In the PBS documentary The Old Man and the Storm, Herbert Gettridge fights every step of the way to single-handedly rebuild his home after Hurricane Katrina, despite financial difficulty, governmental abandonment and alienating discouragement. But his eventual triumph is bittersweet: his house stands empty and alone in his old neighborhood, devoid of family and community. The schools are still closed, the streets still packed with debris. His wife says the house doesn’t “smell” like home; Herbert misses seeing the neighborhood kids playing outside and receiving visits from family members.
Herbert’s trials and subsequent disappointment suggests that home is not brick and mortar, nor any location on a map: it is built from the surrounding details, those that suggest familiarity. These moments and details tend to be so routine one might never notice them until they are gone, but once they are gone they seem impossible to recreate. The loss of this familiarity plunges a person into complete chaos, as they have lost parts of their life that are their comfort and refuge from the trials in the outside world. Herbert rebuilt his house, and it shelters him physically, but he cannot replicate the many details to make it home. “Home”, more than being a location, is a feeling.

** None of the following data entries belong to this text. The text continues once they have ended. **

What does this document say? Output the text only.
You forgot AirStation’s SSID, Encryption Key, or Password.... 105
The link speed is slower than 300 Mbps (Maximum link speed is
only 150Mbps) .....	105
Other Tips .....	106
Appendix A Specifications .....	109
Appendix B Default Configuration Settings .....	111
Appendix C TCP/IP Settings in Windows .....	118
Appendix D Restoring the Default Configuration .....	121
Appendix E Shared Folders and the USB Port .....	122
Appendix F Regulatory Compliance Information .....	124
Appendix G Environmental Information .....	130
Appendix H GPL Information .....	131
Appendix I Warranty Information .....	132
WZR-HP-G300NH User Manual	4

In William Shakespeare’s King Lear the eponymous King comes to the same conclusion. In Act V he is defeated and captured, ripped from his status and his home, but all he cares about is reuniting with his beloved daughter. He practically delights in them going to prison, he so longs to return to spending the rest of his days with her: “Come let’s away to prison: we two alone will sing like birds i’ th’ cage… So we’ll live, And pray, and sing, and tell old tales, and laugh at gilded butterflies…” (Act V Scene III lines 8-13) Lear recognizes that even though they will be held in prison until death, the homeliness is in the details of spending time with his daughter and sharing in those rituals, stories and memories that give them comfort. By these efforts he looks to turn prison into “home.”